Mengenai Saya

Foto saya
maybe bisa dibilang gw seperti secangkir coffee, pahit yang menyenangkan [bagi yang menyukai tentunya] thats why i ♥ coffee .

Minggu, 12 Juni 2011

Kasus Ketenagakerjaan + Rekomensi

Banyak Pengerah TKI Kirim Tenaga di Bawah Umur

KASUS :

JAKARTA (Pos Kota) – Kasus penganiayaan Sumiati di Arab Saudi membongkar fakta bahwa tenaga kerja Indonesia (TKI) yang ditempatkan di luar negeri banyak yang tidak memenuhi ketentuan umur atau masih di bawah umur.

Sumiati ternyata lahir pada 12 Agustus 1992 atau kini baru berusia 18 tahun, sementara umur minimal untuk menjadi TKI yang diatur dalam UU No.39 tahun 2004 , adalah 21 tahun.

Pemalsuan identitas, khususnya umur TKI menurut Kepala Badan Nasional Penempatan dan Perlindungan TKI (BNP2TKI) M. Jumhur Hidayat, melibatkan banyak pihak. Yaitu pemerintah daerah (lurah/kades/kadus), sponsor atau calo dan tak terkecuali orang tua TKI dan TKI bersangkutan.

“Ini semua karena masalah perut. Sulitnya mencari lapangan kerja di tanah air, menjadikan Arab Saudi dan negara penempatan TKI lainnya menjadi harapan. Biar bisa berangkat, berbagai cara dilakukan,” kata Jumhur.

Tetapi Jumhur menegaskan, yang paling berperan mempengaruhi calon TKI dan keluarganya adalah sponsor atau calo, karena mereka memiliki kepentingan sendiri.

Hal ini diamini Ketua Himpunan Pengusaha Jasa Tenaga Kerja (Himsataki) M. Yunus Yamani. ”Para calo berkepentingan karena mereka mendapatkan uang jasa dari perusahaan Pelaksana Penempatan Tenaga Kerja Indonesia (PPTKIS). Besarannya bisa mencapai Rp5 juta per TKI yang dibawanya.” Para calo inilah, kata Yunus, yang membuat orang tua atau calon TKI tergiur memberangkatkan anaknya bekerja di Arab Saudi.

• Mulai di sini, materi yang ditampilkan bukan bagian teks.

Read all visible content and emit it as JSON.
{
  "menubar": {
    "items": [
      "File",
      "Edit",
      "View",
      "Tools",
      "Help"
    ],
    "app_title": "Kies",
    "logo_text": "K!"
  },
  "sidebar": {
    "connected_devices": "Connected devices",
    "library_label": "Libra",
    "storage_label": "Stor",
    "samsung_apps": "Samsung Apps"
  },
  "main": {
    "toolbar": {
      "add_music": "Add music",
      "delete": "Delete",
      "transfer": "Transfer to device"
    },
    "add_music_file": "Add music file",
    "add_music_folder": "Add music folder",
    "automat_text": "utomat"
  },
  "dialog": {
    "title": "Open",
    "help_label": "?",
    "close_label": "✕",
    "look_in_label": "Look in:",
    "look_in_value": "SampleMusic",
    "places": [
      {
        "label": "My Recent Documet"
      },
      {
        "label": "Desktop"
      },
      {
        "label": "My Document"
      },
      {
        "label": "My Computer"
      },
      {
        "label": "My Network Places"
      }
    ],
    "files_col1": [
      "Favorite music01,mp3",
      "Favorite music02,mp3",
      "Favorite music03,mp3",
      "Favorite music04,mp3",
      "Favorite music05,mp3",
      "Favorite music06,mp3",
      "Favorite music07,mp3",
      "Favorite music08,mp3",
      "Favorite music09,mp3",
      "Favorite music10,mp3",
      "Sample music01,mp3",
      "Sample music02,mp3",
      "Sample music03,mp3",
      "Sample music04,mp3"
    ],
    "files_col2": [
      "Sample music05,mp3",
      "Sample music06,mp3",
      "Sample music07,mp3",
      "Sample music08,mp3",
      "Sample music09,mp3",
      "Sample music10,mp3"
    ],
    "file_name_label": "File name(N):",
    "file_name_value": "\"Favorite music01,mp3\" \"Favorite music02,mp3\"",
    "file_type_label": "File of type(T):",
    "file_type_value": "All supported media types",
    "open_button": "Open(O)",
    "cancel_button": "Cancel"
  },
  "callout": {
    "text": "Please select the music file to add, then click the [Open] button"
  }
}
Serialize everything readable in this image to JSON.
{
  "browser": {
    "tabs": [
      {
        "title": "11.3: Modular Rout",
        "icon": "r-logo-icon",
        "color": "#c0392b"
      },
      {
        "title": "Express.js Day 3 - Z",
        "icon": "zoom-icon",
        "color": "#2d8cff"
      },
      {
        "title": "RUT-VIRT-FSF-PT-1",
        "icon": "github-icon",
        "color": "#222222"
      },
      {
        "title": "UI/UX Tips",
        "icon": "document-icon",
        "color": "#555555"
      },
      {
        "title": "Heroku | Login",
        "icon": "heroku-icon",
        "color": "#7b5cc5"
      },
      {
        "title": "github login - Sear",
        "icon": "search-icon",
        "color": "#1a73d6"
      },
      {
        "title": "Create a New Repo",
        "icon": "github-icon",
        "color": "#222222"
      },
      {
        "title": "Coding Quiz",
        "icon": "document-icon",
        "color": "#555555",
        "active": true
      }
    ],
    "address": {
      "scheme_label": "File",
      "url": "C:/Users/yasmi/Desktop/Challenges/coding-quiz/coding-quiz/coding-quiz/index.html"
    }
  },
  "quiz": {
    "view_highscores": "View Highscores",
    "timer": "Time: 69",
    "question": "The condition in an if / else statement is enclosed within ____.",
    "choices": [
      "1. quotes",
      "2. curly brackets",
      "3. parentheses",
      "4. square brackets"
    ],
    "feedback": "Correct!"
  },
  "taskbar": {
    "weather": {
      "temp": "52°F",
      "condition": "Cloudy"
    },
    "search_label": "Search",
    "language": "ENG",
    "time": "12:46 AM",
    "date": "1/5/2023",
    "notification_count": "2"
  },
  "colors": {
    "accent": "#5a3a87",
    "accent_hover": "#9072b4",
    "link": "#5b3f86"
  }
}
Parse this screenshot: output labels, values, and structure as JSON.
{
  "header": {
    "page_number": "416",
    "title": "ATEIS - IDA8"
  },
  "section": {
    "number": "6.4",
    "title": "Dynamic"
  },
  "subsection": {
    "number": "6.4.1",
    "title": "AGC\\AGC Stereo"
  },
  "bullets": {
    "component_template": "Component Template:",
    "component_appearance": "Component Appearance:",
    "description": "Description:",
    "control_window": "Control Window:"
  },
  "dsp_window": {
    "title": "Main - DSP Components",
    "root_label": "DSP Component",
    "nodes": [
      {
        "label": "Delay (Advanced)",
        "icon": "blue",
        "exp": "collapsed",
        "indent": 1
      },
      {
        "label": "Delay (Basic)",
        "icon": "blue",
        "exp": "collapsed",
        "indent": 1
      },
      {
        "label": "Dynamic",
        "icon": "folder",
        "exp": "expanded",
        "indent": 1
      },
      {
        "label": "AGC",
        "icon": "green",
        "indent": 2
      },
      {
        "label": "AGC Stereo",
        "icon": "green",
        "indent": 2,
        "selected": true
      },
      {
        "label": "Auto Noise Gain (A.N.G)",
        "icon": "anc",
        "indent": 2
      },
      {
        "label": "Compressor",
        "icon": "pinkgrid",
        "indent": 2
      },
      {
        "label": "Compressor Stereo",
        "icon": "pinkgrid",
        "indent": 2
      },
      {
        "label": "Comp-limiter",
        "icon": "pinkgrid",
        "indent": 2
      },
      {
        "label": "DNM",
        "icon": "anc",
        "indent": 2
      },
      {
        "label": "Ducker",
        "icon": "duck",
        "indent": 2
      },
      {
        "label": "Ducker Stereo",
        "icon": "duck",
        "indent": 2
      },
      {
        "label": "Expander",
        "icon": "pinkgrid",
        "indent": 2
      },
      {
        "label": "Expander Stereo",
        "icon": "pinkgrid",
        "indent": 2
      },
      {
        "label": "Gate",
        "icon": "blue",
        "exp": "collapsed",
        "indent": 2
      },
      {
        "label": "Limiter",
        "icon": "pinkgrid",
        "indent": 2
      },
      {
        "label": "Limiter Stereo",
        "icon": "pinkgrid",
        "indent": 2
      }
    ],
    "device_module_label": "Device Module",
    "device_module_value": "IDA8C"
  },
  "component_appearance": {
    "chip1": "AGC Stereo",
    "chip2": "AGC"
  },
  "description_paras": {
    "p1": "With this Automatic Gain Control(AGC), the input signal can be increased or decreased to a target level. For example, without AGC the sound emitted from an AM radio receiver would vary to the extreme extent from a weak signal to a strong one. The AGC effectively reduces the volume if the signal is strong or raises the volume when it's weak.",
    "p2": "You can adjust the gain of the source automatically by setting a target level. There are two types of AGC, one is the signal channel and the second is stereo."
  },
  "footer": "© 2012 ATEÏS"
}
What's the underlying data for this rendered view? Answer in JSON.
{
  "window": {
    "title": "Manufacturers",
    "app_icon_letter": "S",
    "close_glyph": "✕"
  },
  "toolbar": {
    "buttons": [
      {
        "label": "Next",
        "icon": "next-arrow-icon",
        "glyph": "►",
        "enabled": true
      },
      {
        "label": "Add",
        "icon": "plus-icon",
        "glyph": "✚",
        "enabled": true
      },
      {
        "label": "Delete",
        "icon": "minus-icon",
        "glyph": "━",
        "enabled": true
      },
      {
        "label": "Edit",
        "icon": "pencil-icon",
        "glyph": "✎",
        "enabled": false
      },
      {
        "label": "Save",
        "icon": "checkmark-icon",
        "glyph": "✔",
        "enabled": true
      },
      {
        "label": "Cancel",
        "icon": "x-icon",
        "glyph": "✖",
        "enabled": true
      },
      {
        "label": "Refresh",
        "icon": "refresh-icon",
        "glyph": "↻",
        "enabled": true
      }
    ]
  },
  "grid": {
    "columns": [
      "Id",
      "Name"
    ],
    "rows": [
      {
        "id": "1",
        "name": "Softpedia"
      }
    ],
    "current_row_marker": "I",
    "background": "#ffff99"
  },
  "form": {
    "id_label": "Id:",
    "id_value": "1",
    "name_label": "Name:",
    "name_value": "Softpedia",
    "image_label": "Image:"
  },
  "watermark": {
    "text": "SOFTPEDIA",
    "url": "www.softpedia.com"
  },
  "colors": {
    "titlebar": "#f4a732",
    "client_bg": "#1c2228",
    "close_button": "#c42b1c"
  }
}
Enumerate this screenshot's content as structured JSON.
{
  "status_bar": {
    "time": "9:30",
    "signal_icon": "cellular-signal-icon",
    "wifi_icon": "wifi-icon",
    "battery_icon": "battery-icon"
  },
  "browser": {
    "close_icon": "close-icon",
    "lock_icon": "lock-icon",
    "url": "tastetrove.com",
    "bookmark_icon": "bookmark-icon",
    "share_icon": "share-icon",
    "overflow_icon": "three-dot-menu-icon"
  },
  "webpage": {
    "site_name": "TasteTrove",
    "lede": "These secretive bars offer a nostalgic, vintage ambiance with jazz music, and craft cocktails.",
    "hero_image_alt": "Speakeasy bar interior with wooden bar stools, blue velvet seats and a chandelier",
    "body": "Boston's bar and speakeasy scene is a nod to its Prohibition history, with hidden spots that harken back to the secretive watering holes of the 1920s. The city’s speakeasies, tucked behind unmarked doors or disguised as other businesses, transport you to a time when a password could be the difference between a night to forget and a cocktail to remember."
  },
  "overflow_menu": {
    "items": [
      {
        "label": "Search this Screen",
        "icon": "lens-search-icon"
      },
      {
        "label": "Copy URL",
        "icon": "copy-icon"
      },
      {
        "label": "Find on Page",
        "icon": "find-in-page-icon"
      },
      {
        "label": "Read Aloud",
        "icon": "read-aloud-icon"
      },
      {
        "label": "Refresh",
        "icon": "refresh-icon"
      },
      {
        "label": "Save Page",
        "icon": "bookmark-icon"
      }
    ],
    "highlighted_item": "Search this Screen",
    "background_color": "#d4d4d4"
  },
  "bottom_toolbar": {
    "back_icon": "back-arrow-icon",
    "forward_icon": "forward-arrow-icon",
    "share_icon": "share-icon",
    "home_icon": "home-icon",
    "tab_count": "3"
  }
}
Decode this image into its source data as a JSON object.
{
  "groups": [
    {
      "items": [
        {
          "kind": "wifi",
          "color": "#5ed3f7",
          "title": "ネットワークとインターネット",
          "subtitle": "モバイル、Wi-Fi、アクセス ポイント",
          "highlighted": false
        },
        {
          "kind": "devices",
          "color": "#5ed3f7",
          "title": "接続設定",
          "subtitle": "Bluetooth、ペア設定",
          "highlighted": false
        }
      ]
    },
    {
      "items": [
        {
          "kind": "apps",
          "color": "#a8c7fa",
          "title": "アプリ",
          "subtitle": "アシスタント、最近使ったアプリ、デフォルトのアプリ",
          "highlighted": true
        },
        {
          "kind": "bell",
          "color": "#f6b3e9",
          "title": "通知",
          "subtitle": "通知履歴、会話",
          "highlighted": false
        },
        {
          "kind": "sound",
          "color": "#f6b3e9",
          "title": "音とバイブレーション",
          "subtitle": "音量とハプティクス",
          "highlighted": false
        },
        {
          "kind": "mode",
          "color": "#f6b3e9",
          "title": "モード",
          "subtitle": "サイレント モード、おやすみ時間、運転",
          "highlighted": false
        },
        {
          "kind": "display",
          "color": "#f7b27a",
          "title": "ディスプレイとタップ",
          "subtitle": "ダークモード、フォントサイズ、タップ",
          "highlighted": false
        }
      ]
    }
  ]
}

Apalagi banyak calo yang memberikan ’uang pinjaman’ bagi keluarga TKI berkisar Rp1 juta hingga Rp2 juta.

REKOMENDASI :

Untuk menghapuskan praktik pemalsuan identitas, menurut saya harus dilakukan pembenahan secara menyeluruh dari Kemenakertrans, Dinas Tenaga Kerja, Sudin Tenaga Kerja, pemerintah daerah terkait hingga aparat desa.

Pemerintah pusat harus lebih mengoptimalkan peran daerah hingga perangkat desanya, bahkan tokoh masyarakat setempat. Lakukan sosialisasi tentang batas umur secara kontinyu, mungkin sosialisasi terus-menerus melalui tokoh masyarakat, alim ulama dan perangkat desa, akan lebih bisa menyadarkan masyarakat, bahwa pemalsuan umur TKI bisa berdampak negatif pada TKI di negara penempatan.

Akan tetapi pemerintah juga harus memperluas lapangan kerja agar rakyat kita tidak berbondong-bondong keluar negeri dengan risiko besar


Aksi Penghapusan Bentuk-Bentuk Pekerjaan Terburuk Untuk Anak

KASUS :

Sumutdaily.Com | Labuhanbatu - Pada tahun 2007 telah terbentuk Komite Aksi Penghapusan Bentuk-Bentuk Pekerjaan Terburuk Untuk Anak Di Kabupaten Labuhanbatu. Komite ini terbentuk melalui Keputusan Bupati Labuhanbatu Nomor 560/197/Naker/2007 yang ditanda tangani oleh Bupati HT Milwan kala itu pada tanggal 2 Nopember 2007. Yos Batubara, Direktur Lambaga Bina Masyarakat Indonesia (LBMI) mengungkapkan hal tersebut mengingat hampir setahun pemerintahan Tigor-Suhari memimpin Labuhabatu berjalan.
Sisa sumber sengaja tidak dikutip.